Y él le dice a la vieja:
-Pues, ¿qué voy a escoger? Dame ese del rincón que parece leproso, que los otros no me gustan.
Entonces la vieja intentó disuadirle:
-¡Cómo vas a escoger ese endiablado animal, habiendo tan soberbios caballos!
Pero él continúa manteniéndose en sus trece, así que le dice: 
-Dame el que quiero, así fue acordado.
La vieja, como no tenía otro remedio, le dio el endiablado caba­llo, luego él se despidió y se marchó llevando el caballo por la brida. Entonces lo condujo a un bosque, allí lo limpió y lo avió que resplandecía como si fuera de oro. Luego se montó en él, lo espoleó, y el caballo salió volando igual que un pájaro, de modo que en un peri­quete lo condujo frente al palacio del dragón. En cuanto que el hijo del zar entró a palacio le dijo a la zarina:
-Prepárate lo antes posible.
Ella en seguida estuvo dispuesta, se montaron ambos en el caba­llo, así que ¡vayan con Dios!

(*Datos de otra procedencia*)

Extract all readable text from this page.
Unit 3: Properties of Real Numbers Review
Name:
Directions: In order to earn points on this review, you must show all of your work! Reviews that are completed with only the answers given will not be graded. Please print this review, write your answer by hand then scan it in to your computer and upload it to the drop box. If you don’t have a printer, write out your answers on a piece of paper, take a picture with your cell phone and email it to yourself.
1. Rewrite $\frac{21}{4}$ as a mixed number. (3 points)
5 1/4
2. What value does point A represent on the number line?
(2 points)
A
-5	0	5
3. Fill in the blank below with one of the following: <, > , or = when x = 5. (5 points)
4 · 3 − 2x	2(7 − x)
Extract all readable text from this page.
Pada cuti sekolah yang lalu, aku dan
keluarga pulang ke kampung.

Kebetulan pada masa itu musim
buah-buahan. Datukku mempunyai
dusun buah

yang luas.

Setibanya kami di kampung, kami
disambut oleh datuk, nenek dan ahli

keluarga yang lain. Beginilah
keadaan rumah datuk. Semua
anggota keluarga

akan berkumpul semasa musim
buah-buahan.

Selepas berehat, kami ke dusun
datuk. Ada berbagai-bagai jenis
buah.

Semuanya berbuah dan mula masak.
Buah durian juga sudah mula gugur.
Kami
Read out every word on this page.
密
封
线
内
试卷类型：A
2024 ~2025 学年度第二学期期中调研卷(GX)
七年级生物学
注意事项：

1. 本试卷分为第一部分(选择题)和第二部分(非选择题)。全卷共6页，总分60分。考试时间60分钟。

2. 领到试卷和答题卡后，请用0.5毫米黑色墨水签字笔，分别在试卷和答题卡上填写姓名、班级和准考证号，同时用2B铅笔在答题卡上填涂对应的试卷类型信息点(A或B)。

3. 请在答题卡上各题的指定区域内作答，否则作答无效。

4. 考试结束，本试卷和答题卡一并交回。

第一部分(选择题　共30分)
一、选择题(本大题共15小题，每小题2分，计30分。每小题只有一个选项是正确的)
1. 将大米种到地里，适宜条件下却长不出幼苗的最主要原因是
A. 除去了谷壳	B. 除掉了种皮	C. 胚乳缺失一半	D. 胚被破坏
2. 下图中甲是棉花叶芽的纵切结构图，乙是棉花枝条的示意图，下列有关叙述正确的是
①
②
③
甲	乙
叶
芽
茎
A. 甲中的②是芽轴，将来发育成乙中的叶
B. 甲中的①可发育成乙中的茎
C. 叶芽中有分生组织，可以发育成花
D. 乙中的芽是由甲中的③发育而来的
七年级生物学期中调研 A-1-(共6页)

Al poco, llega el dragón y ve que la zarina no está, le dice a su caballo:
-¿Qué haremos ahora? ¿Comeremos, beberemos o iremos tras ellos?
El caballo le responde:
-Ni que comas ni que bebas, ni que corras ni que dejes de correr ahora sí que no los vas a alcanzar.
Cuando eso oyó el dragón, se montó de inmediato en el caballo y echó a correr. Y los otros dos, cuando se dieron cuenta de que el dragón los perseguía, se asustaron y empezaron a picar al caballo para que corriera más deprisa, pero el caballo les contestó:
-No os preocupéis, no es necesario apresurarse.
De pronto parece que el dragón va a alcaniarlos, entonces el caba­llo del dragón le grita al caballo de la zarina y del hijo del zar:
-¡Por Dios, hermano, espérame, me voy a morir persiguiéndote! El otro le contesta:
-¿Y cómo eres tan tonto que llevas a ese dragón comelotodo? Cruza las patas y que se vaya contra una piedra. Tú vente conmigo.
Al oír esto, el caballo del dragón empezó a cabecear, a agitarse y a enredar con las patas, así que lo estrelló contra una piedra; todo el dragón reventó en mil pedazos, el caballo se unió a ellos. Entonces la zarina se montó en él y así se fueron felices a su reino en donde continúan reinando hasta nuestros días.